Вот её стихи. Может, они что-то объяснят.
Был сумасшедший месяц май,
Созвездия стекали с неба.
В них всё смешалось – быль и небыль,
Эдем – с Аидом и Эребом,
А мы с тобою – с тем, кто не был
Замешан в наш безумный май,
Пронзительный от счастья май.
Как невесомо, как несмело
Слова своё вершили дело.
В изломах каменело тело,
Всё отгорало и горело,
Клубами рвался дымный май,
Мой опалённый душный май.
Листва пылала, словно пламя,
Но… слёзы – в льдинки жемчугами,
Но слёзы – по оконной раме,
Но слёзы – по стеклу кругами
И без меня, всё сами, сами.
Дождливым был мой месяц май,
Безжалостный, как ливень, май,
Дождь слёз и звёзд, дождь расставаний.
Сквозь пустоту непониманья,
Сквозь чей-то голос окаянный,
Неведомо чьих причитаний,
Назойливых и непрестанных,
Мы дотянулись…
Ливень ранний —
Не ведая, что нас изранил, —
Бесследно смыл наш месяц май,
Наш невозможный месяц май,
Благословенный, мимолётный,
И проклятый навеки май.
Хочу целовать тебя, пока не уснёшь…
А знаешь, а ты опять на мальчишку похож…
А имя твоё я уже никому не отдам.
И, может быть, только оно и останется нам…

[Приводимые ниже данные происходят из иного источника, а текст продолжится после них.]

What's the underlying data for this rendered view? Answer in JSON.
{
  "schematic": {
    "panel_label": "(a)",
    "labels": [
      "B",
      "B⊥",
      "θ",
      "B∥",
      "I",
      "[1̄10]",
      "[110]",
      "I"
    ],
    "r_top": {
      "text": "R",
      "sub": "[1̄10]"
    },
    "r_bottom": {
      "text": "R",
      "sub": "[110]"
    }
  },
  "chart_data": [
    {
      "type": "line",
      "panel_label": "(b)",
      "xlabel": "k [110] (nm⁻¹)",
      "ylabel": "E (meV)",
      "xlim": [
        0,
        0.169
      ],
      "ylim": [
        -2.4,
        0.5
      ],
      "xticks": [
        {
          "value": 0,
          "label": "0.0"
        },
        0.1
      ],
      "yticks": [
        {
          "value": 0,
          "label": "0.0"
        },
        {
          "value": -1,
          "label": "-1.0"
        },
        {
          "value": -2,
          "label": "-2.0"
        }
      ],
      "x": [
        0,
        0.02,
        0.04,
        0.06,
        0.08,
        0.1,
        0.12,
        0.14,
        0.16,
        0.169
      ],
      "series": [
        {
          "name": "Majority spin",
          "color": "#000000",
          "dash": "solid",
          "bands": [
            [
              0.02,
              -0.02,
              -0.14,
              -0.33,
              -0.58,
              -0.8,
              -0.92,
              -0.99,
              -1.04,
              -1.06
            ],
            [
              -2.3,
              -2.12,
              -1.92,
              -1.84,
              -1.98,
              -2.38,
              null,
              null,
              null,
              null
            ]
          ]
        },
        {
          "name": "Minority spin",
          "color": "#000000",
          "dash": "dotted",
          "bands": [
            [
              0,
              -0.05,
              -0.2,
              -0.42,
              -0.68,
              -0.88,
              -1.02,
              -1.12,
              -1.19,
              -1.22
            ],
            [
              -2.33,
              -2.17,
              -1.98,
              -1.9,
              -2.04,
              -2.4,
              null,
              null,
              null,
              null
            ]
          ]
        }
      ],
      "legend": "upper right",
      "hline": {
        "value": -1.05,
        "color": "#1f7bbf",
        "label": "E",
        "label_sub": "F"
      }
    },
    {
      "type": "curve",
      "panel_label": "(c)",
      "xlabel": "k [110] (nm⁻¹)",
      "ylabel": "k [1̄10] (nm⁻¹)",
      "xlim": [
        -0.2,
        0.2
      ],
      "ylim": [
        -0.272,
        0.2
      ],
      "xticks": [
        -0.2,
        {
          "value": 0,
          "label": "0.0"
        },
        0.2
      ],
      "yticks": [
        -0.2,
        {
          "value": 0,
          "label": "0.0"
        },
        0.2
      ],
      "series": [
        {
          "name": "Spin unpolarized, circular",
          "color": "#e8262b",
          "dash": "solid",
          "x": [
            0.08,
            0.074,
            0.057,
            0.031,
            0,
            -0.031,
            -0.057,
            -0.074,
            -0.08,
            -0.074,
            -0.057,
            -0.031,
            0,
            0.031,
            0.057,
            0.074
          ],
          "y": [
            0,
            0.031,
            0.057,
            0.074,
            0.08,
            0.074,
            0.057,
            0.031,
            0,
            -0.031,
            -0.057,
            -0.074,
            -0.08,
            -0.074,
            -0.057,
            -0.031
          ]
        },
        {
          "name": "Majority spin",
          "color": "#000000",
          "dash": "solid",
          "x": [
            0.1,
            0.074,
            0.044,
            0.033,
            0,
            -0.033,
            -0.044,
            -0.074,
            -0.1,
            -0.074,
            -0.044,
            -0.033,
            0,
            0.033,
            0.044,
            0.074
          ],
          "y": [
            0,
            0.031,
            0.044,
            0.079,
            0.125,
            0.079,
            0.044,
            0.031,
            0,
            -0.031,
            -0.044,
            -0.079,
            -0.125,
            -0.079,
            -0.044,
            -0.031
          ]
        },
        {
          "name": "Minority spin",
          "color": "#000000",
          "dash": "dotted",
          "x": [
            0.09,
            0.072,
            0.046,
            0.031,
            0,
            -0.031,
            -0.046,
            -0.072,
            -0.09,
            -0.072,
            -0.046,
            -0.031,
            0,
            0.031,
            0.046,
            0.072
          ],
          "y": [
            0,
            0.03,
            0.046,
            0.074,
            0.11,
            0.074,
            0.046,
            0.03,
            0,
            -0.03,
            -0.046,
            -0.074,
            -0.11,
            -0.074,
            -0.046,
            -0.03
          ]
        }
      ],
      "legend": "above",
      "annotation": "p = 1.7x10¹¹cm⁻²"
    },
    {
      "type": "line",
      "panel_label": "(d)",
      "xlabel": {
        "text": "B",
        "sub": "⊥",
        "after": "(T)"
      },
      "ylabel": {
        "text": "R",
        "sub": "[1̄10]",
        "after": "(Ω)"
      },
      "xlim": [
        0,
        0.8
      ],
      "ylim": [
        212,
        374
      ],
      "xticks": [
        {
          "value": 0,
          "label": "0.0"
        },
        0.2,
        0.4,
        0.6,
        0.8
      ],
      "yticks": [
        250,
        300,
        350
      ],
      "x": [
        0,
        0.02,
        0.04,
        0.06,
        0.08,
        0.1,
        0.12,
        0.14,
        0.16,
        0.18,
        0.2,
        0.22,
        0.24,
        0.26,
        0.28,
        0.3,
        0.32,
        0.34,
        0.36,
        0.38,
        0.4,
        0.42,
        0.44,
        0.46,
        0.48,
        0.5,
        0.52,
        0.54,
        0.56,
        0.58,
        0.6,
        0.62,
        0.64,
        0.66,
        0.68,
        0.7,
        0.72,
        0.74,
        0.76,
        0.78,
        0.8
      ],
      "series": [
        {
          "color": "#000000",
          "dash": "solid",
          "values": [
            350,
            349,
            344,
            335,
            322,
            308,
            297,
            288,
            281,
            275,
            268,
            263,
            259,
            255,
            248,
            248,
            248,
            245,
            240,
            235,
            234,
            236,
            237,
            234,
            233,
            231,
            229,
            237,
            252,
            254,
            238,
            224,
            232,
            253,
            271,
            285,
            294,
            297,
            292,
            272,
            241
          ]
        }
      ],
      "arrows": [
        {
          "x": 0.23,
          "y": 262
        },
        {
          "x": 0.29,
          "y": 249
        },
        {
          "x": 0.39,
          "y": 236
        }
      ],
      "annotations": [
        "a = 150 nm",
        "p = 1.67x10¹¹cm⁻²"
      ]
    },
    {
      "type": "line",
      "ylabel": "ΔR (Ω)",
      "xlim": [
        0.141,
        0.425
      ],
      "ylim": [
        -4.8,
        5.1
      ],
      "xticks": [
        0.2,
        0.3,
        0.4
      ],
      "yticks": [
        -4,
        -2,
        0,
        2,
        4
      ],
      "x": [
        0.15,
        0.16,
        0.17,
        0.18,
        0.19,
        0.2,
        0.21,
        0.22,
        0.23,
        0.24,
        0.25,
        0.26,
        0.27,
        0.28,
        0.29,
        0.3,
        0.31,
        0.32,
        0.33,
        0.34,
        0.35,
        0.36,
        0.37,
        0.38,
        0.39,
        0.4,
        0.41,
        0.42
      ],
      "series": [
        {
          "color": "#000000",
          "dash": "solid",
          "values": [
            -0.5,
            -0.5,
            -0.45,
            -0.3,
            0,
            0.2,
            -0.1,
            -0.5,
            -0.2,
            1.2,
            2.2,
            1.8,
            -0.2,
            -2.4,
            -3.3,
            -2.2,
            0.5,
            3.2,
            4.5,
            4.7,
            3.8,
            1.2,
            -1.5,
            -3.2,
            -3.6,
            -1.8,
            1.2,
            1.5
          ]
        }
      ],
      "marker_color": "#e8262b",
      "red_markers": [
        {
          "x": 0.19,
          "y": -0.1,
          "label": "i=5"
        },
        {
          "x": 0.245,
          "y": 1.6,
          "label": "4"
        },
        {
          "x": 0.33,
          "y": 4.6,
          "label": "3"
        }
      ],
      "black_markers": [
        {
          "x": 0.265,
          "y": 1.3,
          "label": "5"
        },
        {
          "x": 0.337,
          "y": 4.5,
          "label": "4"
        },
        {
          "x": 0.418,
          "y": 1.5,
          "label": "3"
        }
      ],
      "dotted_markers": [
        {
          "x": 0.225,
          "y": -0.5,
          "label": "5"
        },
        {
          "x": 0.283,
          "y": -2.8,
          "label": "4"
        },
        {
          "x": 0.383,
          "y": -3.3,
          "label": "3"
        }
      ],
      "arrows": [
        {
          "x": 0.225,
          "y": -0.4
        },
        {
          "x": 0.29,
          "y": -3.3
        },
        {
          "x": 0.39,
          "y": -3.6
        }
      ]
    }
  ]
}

Мой любимый, вы так далеки,
Что все люди вокруг меня вымерли
До следующей нашей встречи.
Как странно – я ещё жива,
Хотя два дня тебя не вижу,
Я только ростом стала ниже
И голос никнет, как трава,
Полёгшая под ливнем хлёстким,
И на травинках слёз шары —
Под солнышком из-за горы
Горят, как ёлочные блёстки.
И капли канут в небеса,
И сохнут мостики-подмостки —
Здесь, по сухим скрипучим доскам,
Скользили наши голоса.
Я вновь ловлю ладонью звуки —
Подстреленный полётный жест —
И льну к стене. Распяли в крест —
И разом обрубили руки.
Ни чувств, ни мыслей – ничего.
Ни тела – ни убить, ни ранить.
Во мне жива одна лишь память,
Подцвеченная синевой.
Я хожу – а ты читаешь,
Я смотрю – а ты читаешь,
Я к тебе – а ты читаешь
И меня не замечаешь.
Я шепчу – а ты не слышишь,
Я зову – а ты не слышишь,
Я кричу – а ты не слышишь.
Вот и буду тише мыши.
В уголочке у окна,
Так и буду дотемна,
Буду тихо, буду молча,
На полу в сторонке скорчусь,
Съёжусь и под стол забьюсь.
Позовёшь – не отзовусь.
Не хочу с тобой играть!
Буду лучше рисовать.
Нарисую я ракету
И ещё такую… эту…
Как её зовут… планету!
Солнца два и два рассвета,
Справа будет синий-синий,
Слева жёлтый и красивый,
И по небу солнцы ходят,
Как паром и пароходик,
То – туда, а то – обратно.
(Стрелками, чтоб всё понятно)
У тебя такого нет!
…Ой, откуда этот цвет?
По бокам немножко жёлтый,
Синего осталось что-то,
А рисунок весь стемнел
И совсем позеленел…
Ну и ладно, ну и что же!
Так красивей даже, может!
Эту, как её… зарю! —
Я тебе не подарю!
Знаешь, ад – это очень просто:
Уходить. А ещё – понимать.
И всё.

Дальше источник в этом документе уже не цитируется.